Ossendrijver broke the code after one day someone from the British Museum sent him photographs of some of the stored Babylonian tablets. A rounded clay object proved to be a kind of Rosetta Stone. Text A, as it’s been dubbed, is itched in markings that served as a kind of abbreviation of a longer calculation which could be found in the four mysterious tablets.
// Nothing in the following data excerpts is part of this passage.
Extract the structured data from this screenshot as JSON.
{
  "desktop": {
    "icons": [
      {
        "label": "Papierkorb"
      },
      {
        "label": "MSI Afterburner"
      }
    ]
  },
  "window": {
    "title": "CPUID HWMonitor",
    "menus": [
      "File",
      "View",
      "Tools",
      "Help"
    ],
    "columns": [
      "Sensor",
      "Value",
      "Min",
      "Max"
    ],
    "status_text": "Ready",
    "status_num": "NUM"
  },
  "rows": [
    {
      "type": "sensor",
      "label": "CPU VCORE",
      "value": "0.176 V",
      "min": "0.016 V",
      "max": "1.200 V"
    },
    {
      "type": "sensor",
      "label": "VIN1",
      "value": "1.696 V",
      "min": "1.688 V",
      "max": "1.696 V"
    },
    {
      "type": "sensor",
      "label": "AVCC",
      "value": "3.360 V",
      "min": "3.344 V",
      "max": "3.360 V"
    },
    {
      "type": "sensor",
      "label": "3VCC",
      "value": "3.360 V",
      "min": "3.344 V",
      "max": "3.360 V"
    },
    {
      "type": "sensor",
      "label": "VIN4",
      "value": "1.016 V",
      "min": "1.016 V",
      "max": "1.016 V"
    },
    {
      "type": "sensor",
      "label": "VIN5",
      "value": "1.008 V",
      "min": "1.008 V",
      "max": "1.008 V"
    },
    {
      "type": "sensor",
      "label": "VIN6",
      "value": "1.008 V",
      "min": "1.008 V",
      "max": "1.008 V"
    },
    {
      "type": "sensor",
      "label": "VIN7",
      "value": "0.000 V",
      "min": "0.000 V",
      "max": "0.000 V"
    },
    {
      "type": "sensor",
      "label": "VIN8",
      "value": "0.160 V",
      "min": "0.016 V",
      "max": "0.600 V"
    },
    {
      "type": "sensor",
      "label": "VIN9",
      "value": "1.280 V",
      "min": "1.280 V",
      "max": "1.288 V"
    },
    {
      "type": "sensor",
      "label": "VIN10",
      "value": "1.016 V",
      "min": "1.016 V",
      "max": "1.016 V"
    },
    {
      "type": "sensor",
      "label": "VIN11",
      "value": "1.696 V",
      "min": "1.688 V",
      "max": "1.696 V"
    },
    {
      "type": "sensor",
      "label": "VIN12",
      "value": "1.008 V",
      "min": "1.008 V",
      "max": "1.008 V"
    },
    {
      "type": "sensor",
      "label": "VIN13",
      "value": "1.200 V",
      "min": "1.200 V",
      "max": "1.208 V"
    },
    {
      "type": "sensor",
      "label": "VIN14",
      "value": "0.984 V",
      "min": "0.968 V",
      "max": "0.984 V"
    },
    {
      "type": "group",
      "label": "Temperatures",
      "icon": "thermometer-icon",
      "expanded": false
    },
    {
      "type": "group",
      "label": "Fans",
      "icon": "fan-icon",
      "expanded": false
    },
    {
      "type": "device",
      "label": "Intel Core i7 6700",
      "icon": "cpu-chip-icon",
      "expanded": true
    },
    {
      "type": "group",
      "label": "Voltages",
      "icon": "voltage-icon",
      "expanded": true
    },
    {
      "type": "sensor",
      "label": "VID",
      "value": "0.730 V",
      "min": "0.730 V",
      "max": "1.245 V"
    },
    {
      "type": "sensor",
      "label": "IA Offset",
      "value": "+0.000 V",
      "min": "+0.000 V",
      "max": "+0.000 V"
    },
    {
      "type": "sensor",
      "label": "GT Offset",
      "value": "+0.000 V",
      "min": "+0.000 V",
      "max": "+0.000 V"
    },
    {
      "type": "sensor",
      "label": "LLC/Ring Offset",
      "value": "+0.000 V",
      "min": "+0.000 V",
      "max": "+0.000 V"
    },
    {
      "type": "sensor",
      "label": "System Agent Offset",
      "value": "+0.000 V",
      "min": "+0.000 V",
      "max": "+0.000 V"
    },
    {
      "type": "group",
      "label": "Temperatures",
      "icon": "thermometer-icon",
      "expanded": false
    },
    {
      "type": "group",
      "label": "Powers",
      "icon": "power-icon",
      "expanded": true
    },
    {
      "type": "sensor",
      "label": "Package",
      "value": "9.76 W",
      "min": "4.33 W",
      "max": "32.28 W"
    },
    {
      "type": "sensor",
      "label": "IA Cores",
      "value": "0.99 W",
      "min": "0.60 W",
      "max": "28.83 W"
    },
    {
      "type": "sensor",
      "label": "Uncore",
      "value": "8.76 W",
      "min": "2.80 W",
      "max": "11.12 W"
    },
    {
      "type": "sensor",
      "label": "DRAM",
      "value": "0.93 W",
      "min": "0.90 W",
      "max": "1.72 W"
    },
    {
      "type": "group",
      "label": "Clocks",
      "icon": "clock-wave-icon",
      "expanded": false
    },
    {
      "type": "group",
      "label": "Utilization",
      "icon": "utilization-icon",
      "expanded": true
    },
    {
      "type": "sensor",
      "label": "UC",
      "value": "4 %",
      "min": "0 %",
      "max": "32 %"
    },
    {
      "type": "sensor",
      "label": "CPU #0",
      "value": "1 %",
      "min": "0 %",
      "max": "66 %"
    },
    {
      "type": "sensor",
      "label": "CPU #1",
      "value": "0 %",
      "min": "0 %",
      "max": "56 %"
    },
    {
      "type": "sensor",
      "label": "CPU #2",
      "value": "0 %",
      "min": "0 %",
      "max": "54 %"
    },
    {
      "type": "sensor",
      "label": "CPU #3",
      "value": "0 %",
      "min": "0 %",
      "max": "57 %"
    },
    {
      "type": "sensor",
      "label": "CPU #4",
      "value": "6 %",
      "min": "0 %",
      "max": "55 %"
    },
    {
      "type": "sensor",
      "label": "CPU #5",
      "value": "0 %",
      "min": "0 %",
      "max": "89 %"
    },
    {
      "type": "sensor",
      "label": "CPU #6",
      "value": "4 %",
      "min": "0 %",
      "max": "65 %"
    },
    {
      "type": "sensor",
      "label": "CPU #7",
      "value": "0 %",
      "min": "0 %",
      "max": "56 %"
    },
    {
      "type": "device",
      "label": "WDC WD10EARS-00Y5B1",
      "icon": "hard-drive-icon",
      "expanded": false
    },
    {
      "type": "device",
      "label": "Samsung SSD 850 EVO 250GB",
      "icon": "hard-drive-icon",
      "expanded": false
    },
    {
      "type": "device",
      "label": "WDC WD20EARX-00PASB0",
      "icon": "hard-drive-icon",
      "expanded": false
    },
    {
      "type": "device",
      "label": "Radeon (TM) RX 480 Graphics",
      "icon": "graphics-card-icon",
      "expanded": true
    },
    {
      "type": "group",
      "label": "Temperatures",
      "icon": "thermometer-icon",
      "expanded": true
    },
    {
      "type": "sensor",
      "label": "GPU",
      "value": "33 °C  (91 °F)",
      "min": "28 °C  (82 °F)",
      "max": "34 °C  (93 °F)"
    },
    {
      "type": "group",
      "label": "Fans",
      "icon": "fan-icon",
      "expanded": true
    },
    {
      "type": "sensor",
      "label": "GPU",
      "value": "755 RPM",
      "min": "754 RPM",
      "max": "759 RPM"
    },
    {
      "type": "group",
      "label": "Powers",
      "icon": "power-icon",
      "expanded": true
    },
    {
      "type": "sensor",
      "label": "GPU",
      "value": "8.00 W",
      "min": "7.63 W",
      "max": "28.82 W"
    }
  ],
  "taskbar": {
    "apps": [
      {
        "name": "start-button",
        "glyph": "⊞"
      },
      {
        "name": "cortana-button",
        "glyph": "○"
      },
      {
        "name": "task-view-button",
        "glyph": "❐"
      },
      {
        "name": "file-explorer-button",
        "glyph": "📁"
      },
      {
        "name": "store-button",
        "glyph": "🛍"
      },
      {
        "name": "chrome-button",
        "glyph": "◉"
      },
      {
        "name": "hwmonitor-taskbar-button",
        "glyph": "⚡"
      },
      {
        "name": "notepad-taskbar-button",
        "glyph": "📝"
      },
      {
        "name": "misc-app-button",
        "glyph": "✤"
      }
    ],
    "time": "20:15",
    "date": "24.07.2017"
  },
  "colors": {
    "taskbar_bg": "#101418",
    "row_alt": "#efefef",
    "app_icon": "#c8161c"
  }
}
After careful scrutiny, Ossendrijver found that together these five tablets computed the predictable motion of Jupiter relative to the other planets and the distant stars.
What’s more, the Babylonians used what mathematicians today commonly call the trapezoid procedure — a cornerstone of calculus, first thought to be developed in medieval Oxford.
“This figure – a rectangle with a slanted top – describes how the velocity of a planet, which is Jupiter, changes with time,” he said for the BBC.
“We have a figure where one axis, the horizontal side, represents time, and the other axis, the vertical side, represents velocity.
“The area of trapezoid gives you the distance travelled by Jupiter along its orbit.
“What is so special is this type of graph is unknown from antiquity – so making figures of motion in this rather abstract space of velocity against time – this is something very, very new.”
Nobody knows yet if this was a favorite method among the astronomers or the work of some lone genius. There’s also no way of telling whether the Babylonians employed a heliocentric universe (Earth orbits the sun) or a Ptolemaic system like the Greek.
“Who knows what else is hidden in the thousands of tablets lying in in museums around the world?” Ossendrijver told Gizmodo. “This is part of the history of science, and I hope it raises awareness of the value of protecting that heritage.”